On 9/7/19 9:11 PM, Zach Laine wrote:

On Sat, Sep 7, 2019 at 7:31 PM Tom Honermann via Lib <lib@lists.isocpp.org> wrote:

On 9/7/19 8:27 PM, Tony V E wrote:

I think we would want it to be measured in glyphs.

I agree that would be ideal, but...

Stop right there. If that's ideal, let's do that. Or at least, let's leave room for it to be done at some point. Specifying CUs now prevents the ideal from ever being realized.

There are other options. For example, a future extension could allow specifying what units are to be used for field width.

Are you suggesting code points because glyphs are too hard?

I don't know how to achieve that. Field width doesn't really work for alignment unless one assumes a monospace font. We could measure in terms of extended grapheme clusters, but EGCS width has changed over time (e.g., family emoji). That makes alignment dependent on both display properties and Unicode version. And, of course, this would drag in locale dependence as well.

If you just count N=EGCs, you get the "right" answer. if your terminal shows more or less than N characters, get a new terminal.
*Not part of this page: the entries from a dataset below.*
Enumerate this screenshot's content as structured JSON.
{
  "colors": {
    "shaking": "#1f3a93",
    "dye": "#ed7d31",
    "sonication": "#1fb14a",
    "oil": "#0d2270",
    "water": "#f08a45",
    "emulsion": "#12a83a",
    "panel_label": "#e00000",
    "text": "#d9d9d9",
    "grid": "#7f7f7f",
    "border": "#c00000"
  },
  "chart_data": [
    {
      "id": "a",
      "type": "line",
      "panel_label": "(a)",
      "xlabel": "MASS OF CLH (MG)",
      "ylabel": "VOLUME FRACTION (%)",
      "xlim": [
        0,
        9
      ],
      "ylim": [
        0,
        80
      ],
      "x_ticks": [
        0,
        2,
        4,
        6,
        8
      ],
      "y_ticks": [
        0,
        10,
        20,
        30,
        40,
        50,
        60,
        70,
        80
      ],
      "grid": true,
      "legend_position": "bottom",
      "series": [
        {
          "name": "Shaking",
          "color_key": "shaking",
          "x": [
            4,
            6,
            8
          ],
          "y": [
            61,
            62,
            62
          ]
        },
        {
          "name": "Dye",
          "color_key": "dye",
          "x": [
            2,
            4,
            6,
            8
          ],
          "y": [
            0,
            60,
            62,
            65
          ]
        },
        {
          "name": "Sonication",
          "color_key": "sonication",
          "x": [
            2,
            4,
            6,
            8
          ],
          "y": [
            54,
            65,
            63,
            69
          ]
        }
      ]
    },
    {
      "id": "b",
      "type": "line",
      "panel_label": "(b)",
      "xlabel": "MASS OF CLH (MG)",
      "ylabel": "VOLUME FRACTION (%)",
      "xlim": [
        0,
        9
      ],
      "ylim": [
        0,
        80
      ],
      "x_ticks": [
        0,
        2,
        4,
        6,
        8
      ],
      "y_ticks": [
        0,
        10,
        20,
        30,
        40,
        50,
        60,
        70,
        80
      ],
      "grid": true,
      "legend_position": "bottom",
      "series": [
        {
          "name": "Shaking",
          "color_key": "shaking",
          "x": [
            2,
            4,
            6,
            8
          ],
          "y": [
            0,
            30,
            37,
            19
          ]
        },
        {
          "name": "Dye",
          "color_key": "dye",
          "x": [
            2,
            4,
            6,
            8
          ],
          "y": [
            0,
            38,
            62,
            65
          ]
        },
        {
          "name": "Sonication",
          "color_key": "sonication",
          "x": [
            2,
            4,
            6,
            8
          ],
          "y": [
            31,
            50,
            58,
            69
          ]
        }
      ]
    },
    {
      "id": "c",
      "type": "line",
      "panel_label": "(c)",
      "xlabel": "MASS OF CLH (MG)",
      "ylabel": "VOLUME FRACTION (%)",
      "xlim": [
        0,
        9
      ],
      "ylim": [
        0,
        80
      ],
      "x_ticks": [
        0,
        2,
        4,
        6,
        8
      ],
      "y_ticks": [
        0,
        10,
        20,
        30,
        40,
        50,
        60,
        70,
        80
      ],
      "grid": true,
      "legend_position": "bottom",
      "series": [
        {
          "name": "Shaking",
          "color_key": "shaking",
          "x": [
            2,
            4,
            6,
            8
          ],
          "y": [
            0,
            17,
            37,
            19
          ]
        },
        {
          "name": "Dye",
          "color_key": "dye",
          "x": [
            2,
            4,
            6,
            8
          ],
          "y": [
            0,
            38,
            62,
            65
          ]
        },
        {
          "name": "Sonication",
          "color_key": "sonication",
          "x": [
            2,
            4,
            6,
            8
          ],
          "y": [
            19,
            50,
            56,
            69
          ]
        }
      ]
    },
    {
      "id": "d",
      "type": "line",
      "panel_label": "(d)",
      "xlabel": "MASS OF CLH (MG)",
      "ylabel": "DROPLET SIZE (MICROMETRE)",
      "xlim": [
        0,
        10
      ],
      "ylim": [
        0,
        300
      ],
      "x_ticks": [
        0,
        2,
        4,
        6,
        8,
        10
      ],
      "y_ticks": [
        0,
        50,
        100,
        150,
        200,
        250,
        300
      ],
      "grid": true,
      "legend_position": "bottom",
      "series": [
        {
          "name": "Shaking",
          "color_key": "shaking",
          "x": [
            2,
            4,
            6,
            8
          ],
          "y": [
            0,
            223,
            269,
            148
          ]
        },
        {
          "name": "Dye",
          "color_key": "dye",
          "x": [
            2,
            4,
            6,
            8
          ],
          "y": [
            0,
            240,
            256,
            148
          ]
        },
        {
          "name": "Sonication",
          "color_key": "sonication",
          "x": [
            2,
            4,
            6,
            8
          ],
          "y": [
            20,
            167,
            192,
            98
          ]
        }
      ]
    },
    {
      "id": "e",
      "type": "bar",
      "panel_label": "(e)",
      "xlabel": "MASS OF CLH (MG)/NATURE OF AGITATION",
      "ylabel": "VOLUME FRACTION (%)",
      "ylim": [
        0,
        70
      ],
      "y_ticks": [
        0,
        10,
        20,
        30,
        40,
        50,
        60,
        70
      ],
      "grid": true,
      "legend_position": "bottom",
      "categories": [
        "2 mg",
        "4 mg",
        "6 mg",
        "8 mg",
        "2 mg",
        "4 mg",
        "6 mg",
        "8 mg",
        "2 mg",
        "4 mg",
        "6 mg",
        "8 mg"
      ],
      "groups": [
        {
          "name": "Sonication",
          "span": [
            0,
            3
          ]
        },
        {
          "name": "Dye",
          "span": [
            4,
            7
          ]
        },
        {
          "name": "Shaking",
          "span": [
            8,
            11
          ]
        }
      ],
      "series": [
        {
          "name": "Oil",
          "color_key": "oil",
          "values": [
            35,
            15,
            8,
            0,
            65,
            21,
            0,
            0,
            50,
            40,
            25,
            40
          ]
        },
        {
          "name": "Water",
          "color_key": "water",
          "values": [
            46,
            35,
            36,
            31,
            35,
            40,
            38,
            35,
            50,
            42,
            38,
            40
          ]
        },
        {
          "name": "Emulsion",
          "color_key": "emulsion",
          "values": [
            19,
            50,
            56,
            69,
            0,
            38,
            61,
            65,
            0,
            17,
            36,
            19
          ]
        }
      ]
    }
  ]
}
What I mean by this is that there should be no consideration of fonts.

I see field width as either indicating storage (number of code units) or alignment. The number of user perceived characters is not useful for aligning text unless a monospace font is assumed. Therefore, storage seems like the more useful measurement. This also aligns with format_to_n and formatted_size which, unless I'm mistaken, work in code units. (It would be nice to clarify the wording for these as well; what is meant by "number of characters in the character representation"?)

Henri Sivonen just today posted a fantastic analysis of the various ways in which we think about the length/width of a string. Particularly relevant to this discussion is the "Display Space" section, but I encourage everyone to read the entire article. It's fascinating!
- https://hsivonen.fi/string-length

Tom.